Siyeon terkekeh kecil. “Seriusan lo? Dua-duanya sama-sama serem, Jim. Tapi pocong lebih bau dan sukanya muncul di tempat sepi, apalagi kalau lo lagi sendirian gitu. Paling iseng juga, sukanya ngeludah, pokoknya jangan sampai deh, lo kena ludahnya karena baunya busuk abis.”
“Lo pernah digituin?”
“Amit-amit, dah.” Pundaknya bergetar merinding sekaligus risih membayangkan posisinya terludahi oleh pocong. “Mukanya tuh item, hancur banget. Dibandingkan kuntilanak yang kadang bisa jadi cantik, pakai pakaian sinden gitu.”
“Widih, keren dong, kuntilanaknya.”
“Ngawur. Keren dari mananya coba? Yang ada serem, iya,” timpal Taehyung melototinya horor. “Lo tuh, jangan sok berani deh, segala nanya soal setan. Mendingan makan tuh, ayam yang teranggurin.”
“Bawel lo, Tae. Gue penasaran malah disuruh diem.”
“Penasaran lo nggak mutu, anjir!” Dilemparnya tisu kotor ke muka Jimin. Pas banget posisi dia mau ngomong, jadi sebagian tisu masu ke mulutnya. Lelaki itu pun mengumpat, setelah membuangnya, giliran dia balas melempar tisu bekasnya yang basah sehingga terjadilah insiden lempar tisu di meja McDonalds pada malam tersebut.
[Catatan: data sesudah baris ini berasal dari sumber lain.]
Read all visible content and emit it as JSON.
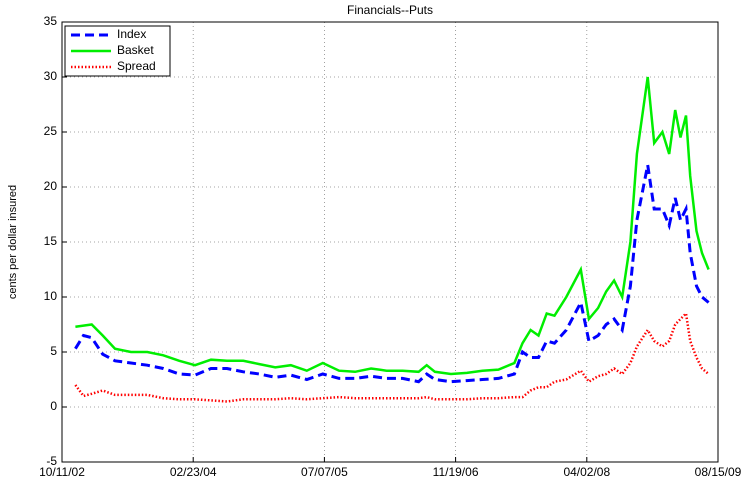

Yuta yang tiba-tiba diam lalu teringatkan sesuatu. “Eh, ngomong-ngomong, Bobby kemarin ngajakin kita join klub pencari hantu. Tertarik ikut?”
Perang tisu itu kontan terhentikan atas pengakuannya. Keduanya serentak menoleh ke Yuta dengan ekspresi sama-sama bertanya.
“Seriusan?” ujar Jimin membelalak jadi excited sendiri dengan ajakannya. “Ikutlah, ikut. Gue mau banget, pasti.”
Berbeda sama Taehyung yang langsung menggeleng tak setuju. “Nggak deh, mending rebahan aja, daripada mengusik kehidupan makhluk gaib. Ngak baik, Coy.”
“Bener.” Siyeon sependapat sama penyataannya. “Mereka kalau diganggu kadang jadi ganas.”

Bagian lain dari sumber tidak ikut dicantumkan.